EMANUEL: Legacy??!? |
It’s
not that I think Emanuel is above blame. It’s just that I think it a bit
simple-minded to believe that removing Rahm in any way resolves the situation
or fixes the problem that our society has with regards to the police and the
way they perceive many non-white people.
MY
OWN ATTENTION is focusing more on the legal battle that will take place in the
courts concerning Jason Van Dyke, the police officer who last week learned he
was indicted by a grand jury on six counts of murder for the death of Laquan
McDonald.
You
can fire all the police officers and remove all the political people you want.

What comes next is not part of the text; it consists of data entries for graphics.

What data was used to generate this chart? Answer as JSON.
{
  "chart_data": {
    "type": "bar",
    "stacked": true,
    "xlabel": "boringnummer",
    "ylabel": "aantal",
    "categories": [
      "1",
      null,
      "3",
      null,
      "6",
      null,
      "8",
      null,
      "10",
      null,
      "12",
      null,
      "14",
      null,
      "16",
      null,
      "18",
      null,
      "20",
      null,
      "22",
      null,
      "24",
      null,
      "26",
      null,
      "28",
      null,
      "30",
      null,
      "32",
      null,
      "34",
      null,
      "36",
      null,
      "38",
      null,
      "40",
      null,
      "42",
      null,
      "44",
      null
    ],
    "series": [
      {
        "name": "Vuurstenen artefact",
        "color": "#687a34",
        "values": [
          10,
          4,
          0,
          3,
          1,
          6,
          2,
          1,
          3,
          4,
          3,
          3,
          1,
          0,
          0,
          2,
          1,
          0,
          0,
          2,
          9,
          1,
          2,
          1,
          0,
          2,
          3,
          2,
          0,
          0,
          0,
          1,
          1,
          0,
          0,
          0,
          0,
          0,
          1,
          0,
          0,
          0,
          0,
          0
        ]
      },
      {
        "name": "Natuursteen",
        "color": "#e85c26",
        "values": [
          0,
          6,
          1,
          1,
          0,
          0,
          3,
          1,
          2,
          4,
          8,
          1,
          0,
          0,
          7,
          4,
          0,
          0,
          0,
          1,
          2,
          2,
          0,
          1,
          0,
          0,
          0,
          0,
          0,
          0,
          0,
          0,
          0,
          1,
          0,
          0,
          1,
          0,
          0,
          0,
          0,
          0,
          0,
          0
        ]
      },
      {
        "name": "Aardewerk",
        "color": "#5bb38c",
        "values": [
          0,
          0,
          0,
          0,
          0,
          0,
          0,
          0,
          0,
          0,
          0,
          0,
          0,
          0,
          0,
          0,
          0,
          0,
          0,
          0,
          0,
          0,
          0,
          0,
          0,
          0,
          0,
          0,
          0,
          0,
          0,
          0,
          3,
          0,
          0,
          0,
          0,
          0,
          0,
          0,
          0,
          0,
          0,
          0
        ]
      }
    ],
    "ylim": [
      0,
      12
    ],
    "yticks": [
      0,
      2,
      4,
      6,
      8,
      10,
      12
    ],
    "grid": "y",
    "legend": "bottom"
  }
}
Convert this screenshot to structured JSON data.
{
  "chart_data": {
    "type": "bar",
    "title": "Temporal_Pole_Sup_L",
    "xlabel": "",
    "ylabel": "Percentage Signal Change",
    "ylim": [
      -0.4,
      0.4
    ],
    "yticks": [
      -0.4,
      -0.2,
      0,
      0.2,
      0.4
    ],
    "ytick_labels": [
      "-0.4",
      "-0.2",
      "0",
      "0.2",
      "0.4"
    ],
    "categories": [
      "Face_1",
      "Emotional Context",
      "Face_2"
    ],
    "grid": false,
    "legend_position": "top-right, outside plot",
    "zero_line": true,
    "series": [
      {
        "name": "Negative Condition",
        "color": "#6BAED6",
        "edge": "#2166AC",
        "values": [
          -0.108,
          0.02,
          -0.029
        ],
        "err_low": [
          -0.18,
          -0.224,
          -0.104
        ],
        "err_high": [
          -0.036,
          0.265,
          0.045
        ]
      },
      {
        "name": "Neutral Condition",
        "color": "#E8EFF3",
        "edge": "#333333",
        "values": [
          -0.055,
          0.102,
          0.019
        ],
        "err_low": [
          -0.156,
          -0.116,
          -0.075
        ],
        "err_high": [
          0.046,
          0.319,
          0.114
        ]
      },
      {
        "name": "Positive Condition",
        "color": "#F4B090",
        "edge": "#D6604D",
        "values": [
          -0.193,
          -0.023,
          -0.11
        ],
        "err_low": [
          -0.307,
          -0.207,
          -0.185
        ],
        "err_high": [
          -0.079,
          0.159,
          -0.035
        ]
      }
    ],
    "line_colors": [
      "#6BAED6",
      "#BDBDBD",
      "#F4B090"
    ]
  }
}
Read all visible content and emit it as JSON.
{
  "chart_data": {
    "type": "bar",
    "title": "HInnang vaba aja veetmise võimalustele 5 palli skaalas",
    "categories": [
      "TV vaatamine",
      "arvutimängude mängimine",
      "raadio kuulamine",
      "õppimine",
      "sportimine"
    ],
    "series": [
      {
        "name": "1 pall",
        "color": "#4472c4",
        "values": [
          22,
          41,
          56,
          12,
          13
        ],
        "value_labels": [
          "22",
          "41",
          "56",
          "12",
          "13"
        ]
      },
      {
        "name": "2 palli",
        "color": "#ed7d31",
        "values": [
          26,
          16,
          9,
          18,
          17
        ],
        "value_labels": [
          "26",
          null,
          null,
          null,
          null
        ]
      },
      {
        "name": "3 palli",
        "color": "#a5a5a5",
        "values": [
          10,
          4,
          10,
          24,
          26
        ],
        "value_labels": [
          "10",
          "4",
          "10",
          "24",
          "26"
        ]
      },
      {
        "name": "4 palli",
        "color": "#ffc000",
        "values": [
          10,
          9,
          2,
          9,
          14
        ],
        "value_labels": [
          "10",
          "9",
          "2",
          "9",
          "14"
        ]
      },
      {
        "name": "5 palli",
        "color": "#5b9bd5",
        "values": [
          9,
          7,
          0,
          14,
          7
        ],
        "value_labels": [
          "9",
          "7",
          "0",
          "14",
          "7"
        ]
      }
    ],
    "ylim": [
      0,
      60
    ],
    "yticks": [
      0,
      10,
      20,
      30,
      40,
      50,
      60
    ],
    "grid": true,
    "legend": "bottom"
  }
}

But if Van Dyke winds up being acquitted of those criminal charges, that will
be the ultimate blow to the activists. They want to dump the status quo – where
the problem lies within the very culture we have created for our law
enforcement.
To
me, the people who are now shouting the loudest to dump Rahm Emanuel seem like
the same people who were screaming during the election cycle earlier this year –
but weren’t numerous enough to actually defeat him at the ballot.
They
come across like sore losers who could never defeat Emanuel when he ran for
those Northwest Side congressional seats or mayor in the past. By having people
disrupting Rahm appearances with screams of “16 shots” (the number of bullets
supposedly fired into McDonald’s corpse), they come across as ghoulish sorts
who are trying to take advantage of a teenager’s tragic death for their own
purposes.
THAT
IS SOMETHING I just can’t get into. It has pushed me into appearing to be in
the Emanuel camp – even though I can appreciate the degree to which the police
department’s management is under the control of the mayor.
WASHINGTON: Does he also draw blame? |
But
if we’re going to blame Rahm, we also have to blame both Daleys, Byrne,
Bilandic, Kennelly and probably every single person who has ever held the post
of Chicago mayor.
For
that matter, the list also should include Washington and Sawyer. For although
those African-American men picked African-American officials to head the police
department during their eras, they obviously were unable to rid our law enforcement
of the idea that they serve to protect us FROM the African-American segment of
our society.
Which
if we’re to be honest, is an attitude that we will see in police departments
across our country – although more pronounced in some communities than in
others. Thinking that picking a black man to be the new police superintendent
in Chicago isn’t enough to resolve the situation.
DALEY: Has Rahm matched 'shoot to kill' |
NOT
THAT I don’t doubt this will influence the legacy of Emanuel as our mayor. This
is going to be one of the issues for which his time as mayor will be
remembered.
Heck,
some people will want to go out of their way to think of it as the dominant
issue – just as their grandfathers likely are the people who think of Richard
J. Daley as nothing more than the mayor who gave the “shoot to kill” order to
police back in 1968 or enjoy hearing over and over Dick Daley’s verbal gaffe
that the police exist to “preserve disorder.”
It
may well be that the tension remains enough that Emanuel never does advance to
a higher-level political post.
Although
in all honesty, that is just the nature of the mayoral post. There is a reason
why Chicago mayors never go higher – and not just because most of them lack a
certain level of ambition for other levels of government that they believe
being Chicago mayor IS the ultimate post!
IT
AMUSES ME back to remembering when Emanuel tried to avoid taking the White
House chief of staff post because he enjoyed being a Congressman and had dreams
of someday becoming House speaker.
That
dream is so long dead and buried that I wonder if Emanuel himself ever wonders
if he should have been more stubborn and held out, rather than give in to Obama
and put himself on the track that led him to City Hall.